Hoher Aufwand, wenig Ertrag
Leitl, sonst ein Freund der sachlichen Sprache, schaltet verbal einen Gang hoch: „Mich kotzen solche Spiele schon an. Das muss ich ehrlich sagen. Ich werde da wütend. Ich kann meiner Mannschaft nichts vorwerfen. Es geht um die Situationen, dass wir einen unfassbar großen Aufwand betreiben. Der Ertrag bleibt einfach im Ergebnis aus.“

Nach dem enttäuschenden Remis mit einer starken ersten Halbzeit und einer 2:0-Führung nach einer Viertelstunde wurde Anfang der Woche noch mal alles analysiert, was da schiefgelaufen ist.
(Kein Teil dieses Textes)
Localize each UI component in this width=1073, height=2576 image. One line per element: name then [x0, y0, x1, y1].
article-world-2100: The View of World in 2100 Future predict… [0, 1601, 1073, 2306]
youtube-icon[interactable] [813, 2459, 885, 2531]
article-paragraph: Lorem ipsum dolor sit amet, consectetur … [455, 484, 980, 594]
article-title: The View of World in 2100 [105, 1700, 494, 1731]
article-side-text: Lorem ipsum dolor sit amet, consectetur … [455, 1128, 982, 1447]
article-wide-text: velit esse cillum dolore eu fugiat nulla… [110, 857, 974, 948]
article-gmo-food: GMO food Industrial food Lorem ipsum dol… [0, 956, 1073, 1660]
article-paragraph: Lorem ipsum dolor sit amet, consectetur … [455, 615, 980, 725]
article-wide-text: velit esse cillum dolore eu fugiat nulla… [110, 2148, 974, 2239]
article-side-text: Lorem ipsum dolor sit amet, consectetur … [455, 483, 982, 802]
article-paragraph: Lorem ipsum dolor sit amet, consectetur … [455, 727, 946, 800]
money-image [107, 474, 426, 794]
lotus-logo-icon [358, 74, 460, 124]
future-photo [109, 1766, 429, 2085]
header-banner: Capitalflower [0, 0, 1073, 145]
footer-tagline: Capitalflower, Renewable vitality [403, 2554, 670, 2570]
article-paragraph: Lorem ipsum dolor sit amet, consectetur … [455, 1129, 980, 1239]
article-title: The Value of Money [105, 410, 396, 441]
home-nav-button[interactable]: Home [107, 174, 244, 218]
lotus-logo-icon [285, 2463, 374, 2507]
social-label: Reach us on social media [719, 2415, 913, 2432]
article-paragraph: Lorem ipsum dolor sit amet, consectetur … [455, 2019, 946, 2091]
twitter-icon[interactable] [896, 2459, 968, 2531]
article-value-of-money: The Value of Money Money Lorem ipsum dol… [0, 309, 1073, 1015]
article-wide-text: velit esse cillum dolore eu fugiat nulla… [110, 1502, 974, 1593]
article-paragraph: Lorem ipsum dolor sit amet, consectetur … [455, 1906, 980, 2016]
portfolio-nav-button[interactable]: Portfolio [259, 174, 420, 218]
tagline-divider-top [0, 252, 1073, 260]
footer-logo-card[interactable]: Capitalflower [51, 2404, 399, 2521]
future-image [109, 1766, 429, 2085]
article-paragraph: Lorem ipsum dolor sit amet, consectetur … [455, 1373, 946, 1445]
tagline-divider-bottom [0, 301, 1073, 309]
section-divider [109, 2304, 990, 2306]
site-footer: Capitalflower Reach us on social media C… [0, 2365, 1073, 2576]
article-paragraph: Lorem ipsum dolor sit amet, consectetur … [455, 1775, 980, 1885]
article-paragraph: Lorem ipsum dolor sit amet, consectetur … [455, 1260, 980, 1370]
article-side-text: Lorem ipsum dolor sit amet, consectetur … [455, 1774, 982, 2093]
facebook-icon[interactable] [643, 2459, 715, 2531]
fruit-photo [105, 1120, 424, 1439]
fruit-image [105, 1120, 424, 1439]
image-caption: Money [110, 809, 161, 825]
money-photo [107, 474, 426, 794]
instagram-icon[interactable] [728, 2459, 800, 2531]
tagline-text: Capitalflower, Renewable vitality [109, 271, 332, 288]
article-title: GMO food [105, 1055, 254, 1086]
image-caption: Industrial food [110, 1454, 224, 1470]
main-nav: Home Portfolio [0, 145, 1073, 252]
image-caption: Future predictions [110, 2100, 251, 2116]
Leitl: „ Wir haben nochmal die Sinne geschärft und nochmal deutlich gemacht, dass dritte oder vierte Tor nachzulegen, um dann Ruhe ins Spiel reinzubekommen.“
Leitl ist ehrgeizig und will den Aufstieg mit Hertha unbedingt packen. Doch diesen Rückrundenstart hat er sich anders vorgestellt. Die Blau-Weißen treten nach nur drei Unentschieden (0:0 gegen Schalke, 2:2 beim KSC, jetzt 2:2 gegen Darmstadt) auf der Stelle. Eigentlich wollte Leitl in den Spielen gegen die direkten Konkurrenten durchstarten. Aber es wurde bisher nicht daraus: Gut gespielt, doch weiterhin sieglos.